Category
Main
Serves
6
Prep
10 minutes
Cook
35 minutes
Ingredients
1 tablespoon olive oil 1 large onion - peeled and finely diced 1 red pepper - deseeded and finely diced 100g courgette - finely diced 2 garlic cloves - minced 225g unroasted cashew nuts - roughly chopped 125g bread crumbs 100g cheddar cheese - grated 3 eggs beaten 250ml vegetable stock 2 tablespoons tomato puree 1 teaspoon sweet smoked paprika 1 teaspoon mixed herbs 1 teaspoon oregano Salt & black pepper
Instructions
- Preheat the oven to fan-assisted 160C / 180C / gas 4 and line the base and sides of 2lb loaf tin with baking parchment. Lightly oil the parchment paper
- Heat the olive oil in a frying pan over medium heat and add in the onion, red pepper, courgette and garlic and fry for about 10 minutes until the vegetables are softened
- Stir in the rest of the ingredients, stir to mix well then spoon the mixture into the prepared tin and press down to flatten the surface
- Cover the mixture with some foil and bake for 20 minutes, then remove the foil and bake for a further 15 minutes until the loaf is firm when pressed gently
- Allow the loaf to cool in the tin for about 10 minutes, and then transfer to a plate, removing the baking parchment, before serving.
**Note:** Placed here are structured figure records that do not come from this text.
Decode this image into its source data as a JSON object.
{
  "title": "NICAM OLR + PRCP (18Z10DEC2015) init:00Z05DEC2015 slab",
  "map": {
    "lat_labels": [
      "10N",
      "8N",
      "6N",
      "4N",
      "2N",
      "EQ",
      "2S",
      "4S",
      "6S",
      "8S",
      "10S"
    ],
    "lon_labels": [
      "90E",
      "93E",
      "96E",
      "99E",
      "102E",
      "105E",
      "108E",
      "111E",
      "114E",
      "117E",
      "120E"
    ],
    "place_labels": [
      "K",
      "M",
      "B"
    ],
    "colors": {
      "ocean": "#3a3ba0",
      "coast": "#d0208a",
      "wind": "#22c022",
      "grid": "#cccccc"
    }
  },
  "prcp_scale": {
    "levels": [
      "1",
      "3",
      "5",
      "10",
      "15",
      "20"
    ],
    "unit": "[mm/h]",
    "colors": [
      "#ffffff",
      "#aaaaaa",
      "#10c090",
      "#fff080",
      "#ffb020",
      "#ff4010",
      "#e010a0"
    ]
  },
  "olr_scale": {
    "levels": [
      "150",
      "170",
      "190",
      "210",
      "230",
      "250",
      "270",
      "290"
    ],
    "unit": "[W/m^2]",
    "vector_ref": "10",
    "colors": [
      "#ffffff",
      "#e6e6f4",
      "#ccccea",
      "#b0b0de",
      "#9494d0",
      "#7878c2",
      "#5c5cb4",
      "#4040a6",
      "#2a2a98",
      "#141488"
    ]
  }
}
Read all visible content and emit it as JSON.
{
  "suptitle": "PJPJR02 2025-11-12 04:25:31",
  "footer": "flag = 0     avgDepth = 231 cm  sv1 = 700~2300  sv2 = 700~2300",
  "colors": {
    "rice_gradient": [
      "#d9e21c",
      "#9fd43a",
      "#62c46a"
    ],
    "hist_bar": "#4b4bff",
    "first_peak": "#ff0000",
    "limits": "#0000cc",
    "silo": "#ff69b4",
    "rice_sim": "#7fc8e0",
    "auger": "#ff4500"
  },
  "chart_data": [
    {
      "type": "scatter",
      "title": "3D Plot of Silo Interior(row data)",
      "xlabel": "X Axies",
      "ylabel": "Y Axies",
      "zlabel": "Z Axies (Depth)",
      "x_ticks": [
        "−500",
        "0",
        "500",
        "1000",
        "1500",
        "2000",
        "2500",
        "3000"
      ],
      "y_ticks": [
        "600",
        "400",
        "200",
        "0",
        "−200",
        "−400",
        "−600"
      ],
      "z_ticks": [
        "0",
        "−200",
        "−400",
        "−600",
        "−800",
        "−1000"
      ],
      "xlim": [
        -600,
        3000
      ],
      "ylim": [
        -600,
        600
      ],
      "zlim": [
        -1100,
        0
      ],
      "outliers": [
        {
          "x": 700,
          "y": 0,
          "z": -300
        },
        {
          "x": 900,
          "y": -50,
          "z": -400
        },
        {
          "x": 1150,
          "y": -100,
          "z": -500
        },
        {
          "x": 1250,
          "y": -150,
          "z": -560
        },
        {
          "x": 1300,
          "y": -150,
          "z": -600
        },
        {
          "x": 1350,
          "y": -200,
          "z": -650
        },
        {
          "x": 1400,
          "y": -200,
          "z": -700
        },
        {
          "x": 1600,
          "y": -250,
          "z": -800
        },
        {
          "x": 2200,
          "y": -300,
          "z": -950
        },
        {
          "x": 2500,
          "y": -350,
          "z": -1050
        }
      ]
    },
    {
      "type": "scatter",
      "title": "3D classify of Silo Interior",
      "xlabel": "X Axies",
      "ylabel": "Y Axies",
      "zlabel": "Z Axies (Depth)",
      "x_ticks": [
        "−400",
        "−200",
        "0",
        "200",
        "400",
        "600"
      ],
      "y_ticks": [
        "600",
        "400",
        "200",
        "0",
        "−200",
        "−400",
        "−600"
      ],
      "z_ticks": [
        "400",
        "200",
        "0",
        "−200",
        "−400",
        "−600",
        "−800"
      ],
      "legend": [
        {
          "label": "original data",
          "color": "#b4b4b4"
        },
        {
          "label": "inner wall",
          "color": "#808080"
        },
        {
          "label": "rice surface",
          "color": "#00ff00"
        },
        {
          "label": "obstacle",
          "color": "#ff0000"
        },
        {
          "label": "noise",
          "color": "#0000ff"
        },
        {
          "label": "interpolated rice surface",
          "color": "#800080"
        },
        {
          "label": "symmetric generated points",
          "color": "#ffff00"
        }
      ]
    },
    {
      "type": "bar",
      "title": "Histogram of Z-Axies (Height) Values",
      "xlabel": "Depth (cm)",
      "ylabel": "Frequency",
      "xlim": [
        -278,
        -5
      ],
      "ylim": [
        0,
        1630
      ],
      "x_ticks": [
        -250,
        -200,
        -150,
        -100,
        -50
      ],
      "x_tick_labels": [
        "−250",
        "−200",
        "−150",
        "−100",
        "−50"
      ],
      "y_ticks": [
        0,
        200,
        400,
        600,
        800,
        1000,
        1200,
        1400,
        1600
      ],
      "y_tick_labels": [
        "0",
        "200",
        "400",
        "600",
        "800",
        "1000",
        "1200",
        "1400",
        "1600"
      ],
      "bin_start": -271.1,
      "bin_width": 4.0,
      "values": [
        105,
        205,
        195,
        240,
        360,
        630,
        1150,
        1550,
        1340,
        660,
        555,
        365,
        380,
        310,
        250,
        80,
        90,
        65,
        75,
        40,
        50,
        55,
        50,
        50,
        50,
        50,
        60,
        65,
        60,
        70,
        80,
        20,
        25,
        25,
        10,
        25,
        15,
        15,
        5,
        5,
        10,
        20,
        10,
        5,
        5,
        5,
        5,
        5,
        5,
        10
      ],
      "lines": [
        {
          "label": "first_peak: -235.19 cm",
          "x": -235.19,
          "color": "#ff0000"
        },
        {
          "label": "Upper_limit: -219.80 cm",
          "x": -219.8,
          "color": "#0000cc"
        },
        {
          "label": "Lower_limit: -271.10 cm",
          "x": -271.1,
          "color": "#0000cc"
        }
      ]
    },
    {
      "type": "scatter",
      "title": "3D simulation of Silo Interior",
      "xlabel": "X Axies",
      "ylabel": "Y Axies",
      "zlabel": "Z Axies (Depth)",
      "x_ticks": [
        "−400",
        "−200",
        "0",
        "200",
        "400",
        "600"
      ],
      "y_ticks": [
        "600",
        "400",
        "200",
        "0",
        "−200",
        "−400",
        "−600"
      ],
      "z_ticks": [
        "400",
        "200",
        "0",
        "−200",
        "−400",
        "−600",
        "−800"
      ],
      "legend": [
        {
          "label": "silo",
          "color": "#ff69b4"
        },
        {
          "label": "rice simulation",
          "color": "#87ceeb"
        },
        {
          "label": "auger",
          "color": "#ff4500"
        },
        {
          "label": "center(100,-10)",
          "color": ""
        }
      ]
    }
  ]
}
Serve it with a juicy salad on warm evenings or pair it with hearty potatoes and roast vegetables for those colder nights. The recipe is simple to make and can be ready in under an hour. Plus, it's versatile and can be customized to your liking with your favorite nuts and veggies. Impress your family and friends with this tasty and nutritious nut roast that's sure to become a new favorite in your recipe collection.